Todos nos reunimos en el centro del salón. Catalina y Andrés, tomados de la mano, radiantes. Mi madre, pegada a Sergio como una lapa. Yo, en la última fila, donde siempre había estado.
—Catalina, desde el día que te conocí en la universidad, supe que mi vida nunca volvería a ser la misma. Eres mi mejor amiga, mi compañera, mi todo. Y esta noche, frente a nuestras familias, quiero pedirte oficialmente que seas mi esposa.
Se arrodilló. Sacó una caja de terciopelo. Catalina lloró. Todos aplaudieron. Era perfecto. Era hermoso. Y yo estaba genuinamente feliz por ellos.
Entonces Sergio tomó el micrófono.
—Hijo, Catalina, no podría estar más orgulloso de ustedes. Bienvenida a la familia, Catalina.
Mi madre prácticamente ronroneaba de satisfacción. Ya se veía planeando su propia boda, eligiendo el vestido, imaginando la luna de miel.
—Y hablando de familia... —Sergio hizo una pausa. El salón entero contuvo la respiración—. Señora Bianca, quiero hacerle otra petición esta noche.
Vi a mi madre enderezarse. Vi sus ojos brillar con anticipación. Vi su sonrisa de gata que atrapó al canario. Aquí viene, pensé. Pobre Sergio. No sabe en lo que se está metiendo.
—Llevo muchos años solo. Desde que perdí a mi esposa, no había encontrado a nadie que me hiciera querer volver a intentarlo. Hasta ahora.

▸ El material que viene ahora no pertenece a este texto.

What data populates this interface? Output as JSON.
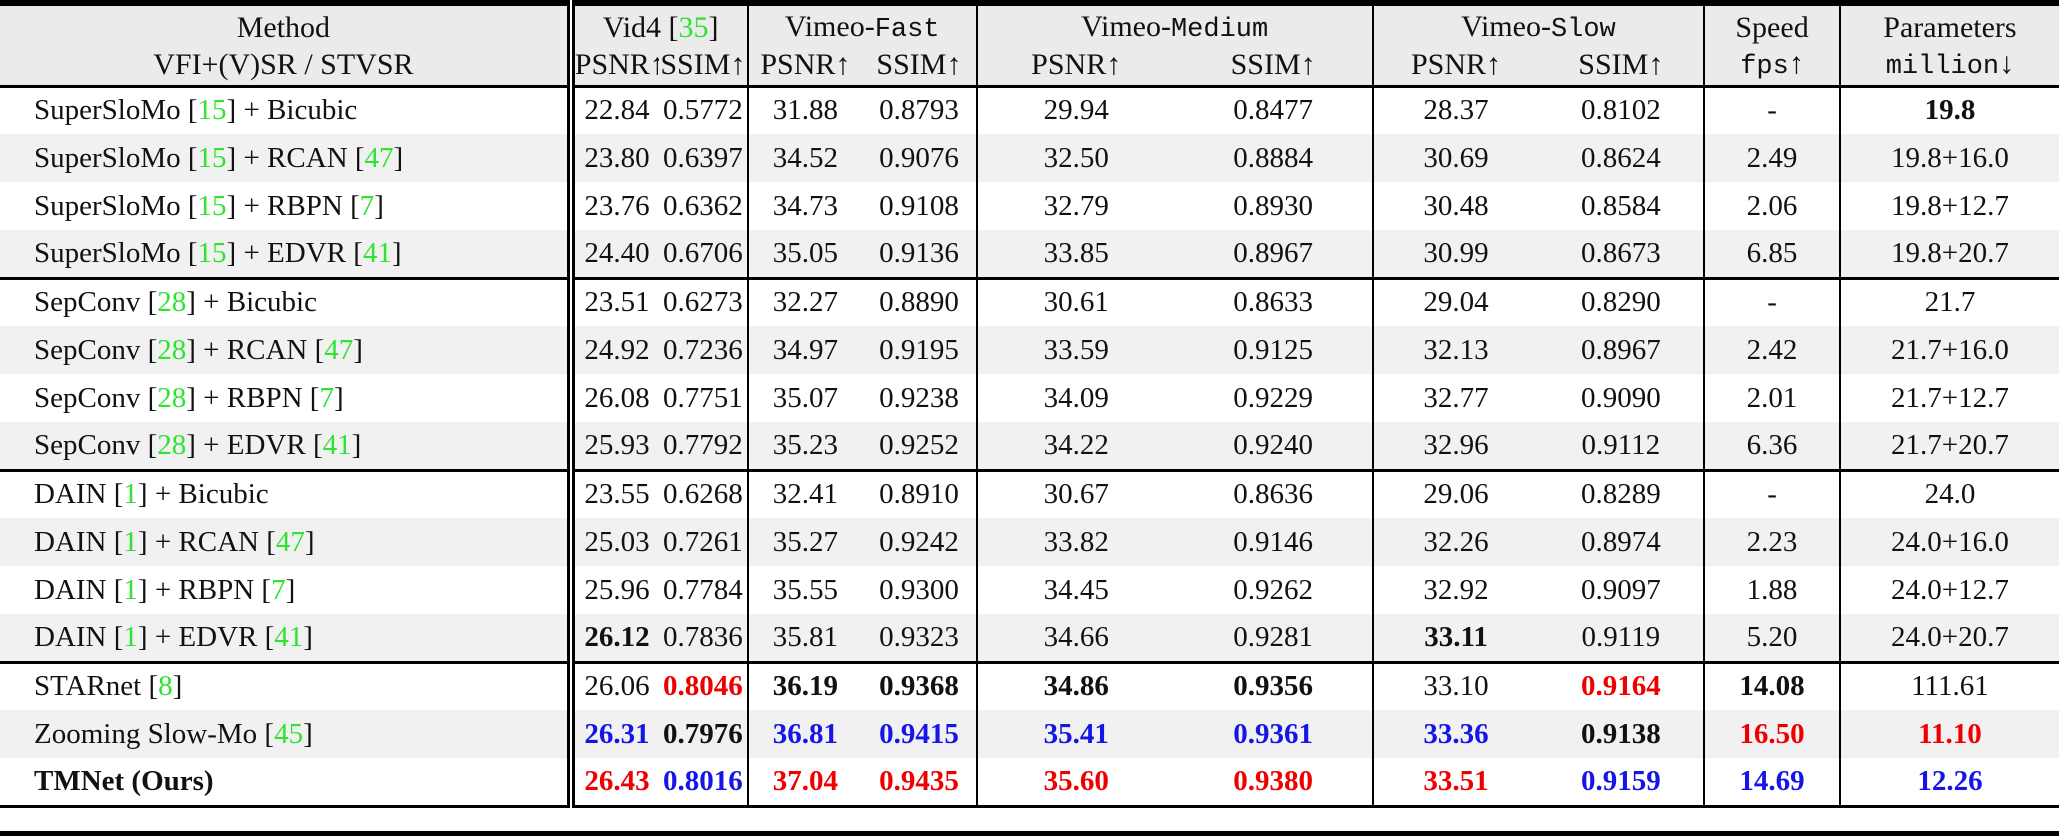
{
  "colors": {
    "red": "#ee0000",
    "blue": "#1515e6",
    "green": "#2ee431",
    "header_bg": "#ebebeb",
    "zebra_bg": "#f1f1f1"
  },
  "header": {
    "method": {
      "line1": "Method",
      "line2": "VFI+(V)SR / STVSR"
    },
    "groups": [
      {
        "span": 2,
        "segs": [
          [
            "Vid4 [",
            ""
          ],
          [
            "35",
            "g"
          ],
          [
            "]",
            ""
          ]
        ]
      },
      {
        "span": 2,
        "segs": [
          [
            "Vimeo-",
            ""
          ],
          [
            "Fast",
            "m"
          ]
        ]
      },
      {
        "span": 2,
        "segs": [
          [
            "Vimeo-",
            ""
          ],
          [
            "Medium",
            "m"
          ]
        ]
      },
      {
        "span": 2,
        "segs": [
          [
            "Vimeo-",
            ""
          ],
          [
            "Slow",
            "m"
          ]
        ]
      },
      {
        "span": 1,
        "segs": [
          [
            "Speed",
            ""
          ]
        ]
      },
      {
        "span": 1,
        "segs": [
          [
            "Parameters",
            ""
          ]
        ]
      }
    ],
    "sub": [
      {
        "segs": [
          [
            "PSNR↑",
            ""
          ]
        ]
      },
      {
        "segs": [
          [
            "SSIM↑",
            ""
          ]
        ]
      },
      {
        "segs": [
          [
            "PSNR↑",
            ""
          ]
        ]
      },
      {
        "segs": [
          [
            "SSIM↑",
            ""
          ]
        ]
      },
      {
        "segs": [
          [
            "PSNR↑",
            ""
          ]
        ]
      },
      {
        "segs": [
          [
            "SSIM↑",
            ""
          ]
        ]
      },
      {
        "segs": [
          [
            "PSNR↑",
            ""
          ]
        ]
      },
      {
        "segs": [
          [
            "SSIM↑",
            ""
          ]
        ]
      },
      {
        "segs": [
          [
            "fps",
            "m"
          ],
          [
            "↑",
            ""
          ]
        ]
      },
      {
        "segs": [
          [
            "million",
            "m"
          ],
          [
            "↓",
            ""
          ]
        ]
      }
    ]
  },
  "chart_data": {
    "type": "table",
    "title": "",
    "columns": [
      "Vid4 PSNR",
      "Vid4 SSIM",
      "Vimeo-Fast PSNR",
      "Vimeo-Fast SSIM",
      "Vimeo-Medium PSNR",
      "Vimeo-Medium SSIM",
      "Vimeo-Slow PSNR",
      "Vimeo-Slow SSIM",
      "Speed fps",
      "Parameters million"
    ]
  },
  "rows": [
    {
      "method": [
        [
          "SuperSloMo [",
          ""
        ],
        [
          "15",
          "g"
        ],
        [
          "] + Bicubic",
          ""
        ]
      ],
      "cells": [
        [
          "22.84",
          ""
        ],
        [
          "0.5772",
          ""
        ],
        [
          "31.88",
          ""
        ],
        [
          "0.8793",
          ""
        ],
        [
          "29.94",
          ""
        ],
        [
          "0.8477",
          ""
        ],
        [
          "28.37",
          ""
        ],
        [
          "0.8102",
          ""
        ],
        [
          "-",
          ""
        ],
        [
          "19.8",
          "b"
        ]
      ],
      "group_end": false
    },
    {
      "method": [
        [
          "SuperSloMo [",
          ""
        ],
        [
          "15",
          "g"
        ],
        [
          "] + RCAN [",
          ""
        ],
        [
          "47",
          "g"
        ],
        [
          "]",
          ""
        ]
      ],
      "cells": [
        [
          "23.80",
          ""
        ],
        [
          "0.6397",
          ""
        ],
        [
          "34.52",
          ""
        ],
        [
          "0.9076",
          ""
        ],
        [
          "32.50",
          ""
        ],
        [
          "0.8884",
          ""
        ],
        [
          "30.69",
          ""
        ],
        [
          "0.8624",
          ""
        ],
        [
          "2.49",
          ""
        ],
        [
          "19.8+16.0",
          ""
        ]
      ],
      "group_end": false
    },
    {
      "method": [
        [
          "SuperSloMo [",
          ""
        ],
        [
          "15",
          "g"
        ],
        [
          "] + RBPN [",
          ""
        ],
        [
          "7",
          "g"
        ],
        [
          "]",
          ""
        ]
      ],
      "cells": [
        [
          "23.76",
          ""
        ],
        [
          "0.6362",
          ""
        ],
        [
          "34.73",
          ""
        ],
        [
          "0.9108",
          ""
        ],
        [
          "32.79",
          ""
        ],
        [
          "0.8930",
          ""
        ],
        [
          "30.48",
          ""
        ],
        [
          "0.8584",
          ""
        ],
        [
          "2.06",
          ""
        ],
        [
          "19.8+12.7",
          ""
        ]
      ],
      "group_end": false
    },
    {
      "method": [
        [
          "SuperSloMo [",
          ""
        ],
        [
          "15",
          "g"
        ],
        [
          "] + EDVR [",
          ""
        ],
        [
          "41",
          "g"
        ],
        [
          "]",
          ""
        ]
      ],
      "cells": [
        [
          "24.40",
          ""
        ],
        [
          "0.6706",
          ""
        ],
        [
          "35.05",
          ""
        ],
        [
          "0.9136",
          ""
        ],
        [
          "33.85",
          ""
        ],
        [
          "0.8967",
          ""
        ],
        [
          "30.99",
          ""
        ],
        [
          "0.8673",
          ""
        ],
        [
          "6.85",
          ""
        ],
        [
          "19.8+20.7",
          ""
        ]
      ],
      "group_end": true
    },
    {
      "method": [
        [
          "SepConv [",
          ""
        ],
        [
          "28",
          "g"
        ],
        [
          "] + Bicubic",
          ""
        ]
      ],
      "cells": [
        [
          "23.51",
          ""
        ],
        [
          "0.6273",
          ""
        ],
        [
          "32.27",
          ""
        ],
        [
          "0.8890",
          ""
        ],
        [
          "30.61",
          ""
        ],
        [
          "0.8633",
          ""
        ],
        [
          "29.04",
          ""
        ],
        [
          "0.8290",
          ""
        ],
        [
          "-",
          ""
        ],
        [
          "21.7",
          ""
        ]
      ],
      "group_end": false
    },
    {
      "method": [
        [
          "SepConv [",
          ""
        ],
        [
          "28",
          "g"
        ],
        [
          "] + RCAN [",
          ""
        ],
        [
          "47",
          "g"
        ],
        [
          "]",
          ""
        ]
      ],
      "cells": [
        [
          "24.92",
          ""
        ],
        [
          "0.7236",
          ""
        ],
        [
          "34.97",
          ""
        ],
        [
          "0.9195",
          ""
        ],
        [
          "33.59",
          ""
        ],
        [
          "0.9125",
          ""
        ],
        [
          "32.13",
          ""
        ],
        [
          "0.8967",
          ""
        ],
        [
          "2.42",
          ""
        ],
        [
          "21.7+16.0",
          ""
        ]
      ],
      "group_end": false
    },
    {
      "method": [
        [
          "SepConv [",
          ""
        ],
        [
          "28",
          "g"
        ],
        [
          "] + RBPN [",
          ""
        ],
        [
          "7",
          "g"
        ],
        [
          "]",
          ""
        ]
      ],
      "cells": [
        [
          "26.08",
          ""
        ],
        [
          "0.7751",
          ""
        ],
        [
          "35.07",
          ""
        ],
        [
          "0.9238",
          ""
        ],
        [
          "34.09",
          ""
        ],
        [
          "0.9229",
          ""
        ],
        [
          "32.77",
          ""
        ],
        [
          "0.9090",
          ""
        ],
        [
          "2.01",
          ""
        ],
        [
          "21.7+12.7",
          ""
        ]
      ],
      "group_end": false
    },
    {
      "method": [
        [
          "SepConv [",
          ""
        ],
        [
          "28",
          "g"
        ],
        [
          "] + EDVR [",
          ""
        ],
        [
          "41",
          "g"
        ],
        [
          "]",
          ""
        ]
      ],
      "cells": [
        [
          "25.93",
          ""
        ],
        [
          "0.7792",
          ""
        ],
        [
          "35.23",
          ""
        ],
        [
          "0.9252",
          ""
        ],
        [
          "34.22",
          ""
        ],
        [
          "0.9240",
          ""
        ],
        [
          "32.96",
          ""
        ],
        [
          "0.9112",
          ""
        ],
        [
          "6.36",
          ""
        ],
        [
          "21.7+20.7",
          ""
        ]
      ],
      "group_end": true
    },
    {
      "method": [
        [
          "DAIN [",
          ""
        ],
        [
          "1",
          "g"
        ],
        [
          "] + Bicubic",
          ""
        ]
      ],
      "cells": [
        [
          "23.55",
          ""
        ],
        [
          "0.6268",
          ""
        ],
        [
          "32.41",
          ""
        ],
        [
          "0.8910",
          ""
        ],
        [
          "30.67",
          ""
        ],
        [
          "0.8636",
          ""
        ],
        [
          "29.06",
          ""
        ],
        [
          "0.8289",
          ""
        ],
        [
          "-",
          ""
        ],
        [
          "24.0",
          ""
        ]
      ],
      "group_end": false
    },
    {
      "method": [
        [
          "DAIN [",
          ""
        ],
        [
          "1",
          "g"
        ],
        [
          "] + RCAN [",
          ""
        ],
        [
          "47",
          "g"
        ],
        [
          "]",
          ""
        ]
      ],
      "cells": [
        [
          "25.03",
          ""
        ],
        [
          "0.7261",
          ""
        ],
        [
          "35.27",
          ""
        ],
        [
          "0.9242",
          ""
        ],
        [
          "33.82",
          ""
        ],
        [
          "0.9146",
          ""
        ],
        [
          "32.26",
          ""
        ],
        [
          "0.8974",
          ""
        ],
        [
          "2.23",
          ""
        ],
        [
          "24.0+16.0",
          ""
        ]
      ],
      "group_end": false
    },
    {
      "method": [
        [
          "DAIN [",
          ""
        ],
        [
          "1",
          "g"
        ],
        [
          "] + RBPN [",
          ""
        ],
        [
          "7",
          "g"
        ],
        [
          "]",
          ""
        ]
      ],
      "cells": [
        [
          "25.96",
          ""
        ],
        [
          "0.7784",
          ""
        ],
        [
          "35.55",
          ""
        ],
        [
          "0.9300",
          ""
        ],
        [
          "34.45",
          ""
        ],
        [
          "0.9262",
          ""
        ],
        [
          "32.92",
          ""
        ],
        [
          "0.9097",
          ""
        ],
        [
          "1.88",
          ""
        ],
        [
          "24.0+12.7",
          ""
        ]
      ],
      "group_end": false
    },
    {
      "method": [
        [
          "DAIN [",
          ""
        ],
        [
          "1",
          "g"
        ],
        [
          "] + EDVR [",
          ""
        ],
        [
          "41",
          "g"
        ],
        [
          "]",
          ""
        ]
      ],
      "cells": [
        [
          "26.12",
          "b"
        ],
        [
          "0.7836",
          ""
        ],
        [
          "35.81",
          ""
        ],
        [
          "0.9323",
          ""
        ],
        [
          "34.66",
          ""
        ],
        [
          "0.9281",
          ""
        ],
        [
          "33.11",
          "b"
        ],
        [
          "0.9119",
          ""
        ],
        [
          "5.20",
          ""
        ],
        [
          "24.0+20.7",
          ""
        ]
      ],
      "group_end": true
    },
    {
      "method": [
        [
          "STARnet [",
          ""
        ],
        [
          "8",
          "g"
        ],
        [
          "]",
          ""
        ]
      ],
      "cells": [
        [
          "26.06",
          ""
        ],
        [
          "0.8046",
          "r"
        ],
        [
          "36.19",
          "b"
        ],
        [
          "0.9368",
          "b"
        ],
        [
          "34.86",
          "b"
        ],
        [
          "0.9356",
          "b"
        ],
        [
          "33.10",
          ""
        ],
        [
          "0.9164",
          "r"
        ],
        [
          "14.08",
          "b"
        ],
        [
          "111.61",
          ""
        ]
      ],
      "group_end": false
    },
    {
      "method": [
        [
          "Zooming Slow-Mo [",
          ""
        ],
        [
          "45",
          "g"
        ],
        [
          "]",
          ""
        ]
      ],
      "cells": [
        [
          "26.31",
          "u"
        ],
        [
          "0.7976",
          "b"
        ],
        [
          "36.81",
          "u"
        ],
        [
          "0.9415",
          "u"
        ],
        [
          "35.41",
          "u"
        ],
        [
          "0.9361",
          "u"
        ],
        [
          "33.36",
          "u"
        ],
        [
          "0.9138",
          "b"
        ],
        [
          "16.50",
          "r"
        ],
        [
          "11.10",
          "r"
        ]
      ],
      "group_end": false
    },
    {
      "method": [
        [
          "TMNet (Ours)",
          "b"
        ]
      ],
      "cells": [
        [
          "26.43",
          "r"
        ],
        [
          "0.8016",
          "u"
        ],
        [
          "37.04",
          "r"
        ],
        [
          "0.9435",
          "r"
        ],
        [
          "35.60",
          "r"
        ],
        [
          "0.9380",
          "r"
        ],
        [
          "33.51",
          "r"
        ],
        [
          "0.9159",
          "u"
        ],
        [
          "14.69",
          "u"
        ],
        [
          "12.26",
          "u"
        ]
      ],
      "group_end": false
    }
  ]
}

Bianca ya estaba dando un paso adelante, lista para recibir su propuesta como quien recibe un Oscar.
—Por eso, señora Bianca, quiero pedirle la mano de su hija.
Mi madre extendió su mano, sonriendo triunfante.
—De su hija Dolores.
El silencio que cayó sobre el salón fue tan denso que podría haberse cortado con un cuchillo. Vi la sonrisa de mi madre congelarse. Vi sus ojos abrirse con horror. Vi el momento exacto en que su mundo perfecto se derrumbó. Y algo dentro de mí se rompió. No de tristeza. De satisfacción.
Los murmullos comenzaron como un zumbido de abejas. ¿Dolores? ¿La hija gorda? ¿Está bromeando? Debe ser una broma de mal gusto. Pobre Bianca.
Pero Sergio Montero no se inmutó. Caminó hacia mí. Cada paso resonaba en el salón silencioso. Ignoró a mi madre como si fuera un mueble. Ignoró los murmullos escandalizados. Ignoró todo excepto yo.
Se detuvo frente a mí. Y por primera vez, vi el color de sus ojos. Grises. Como una tormenta a punto de desatarse.
—Dolores. Lola. —Su voz era solo para mí—. Sé que esto es repentino. Sé que no me conoces bien. Pero llevo meses esperando este momento.
—¿Qué está pasando? —Mi voz salió como un graznido.
Él se inclinó hacia mi oído. Su aliento cálido contra mi piel. Y susurró cinco palabras que derrumbaron mi mundo.
—Hola, Luna. Te encontré.
El aire se me escapó de los pulmones. Luna. Mi nombre del club. Mi identidad secreta. Hijo de puta.
—¿Estás loco? —logré decir—. ¡Esto es una locura!
Salí corriendo del salón como si el diablo me persiguiera. Porque tal vez lo hacía.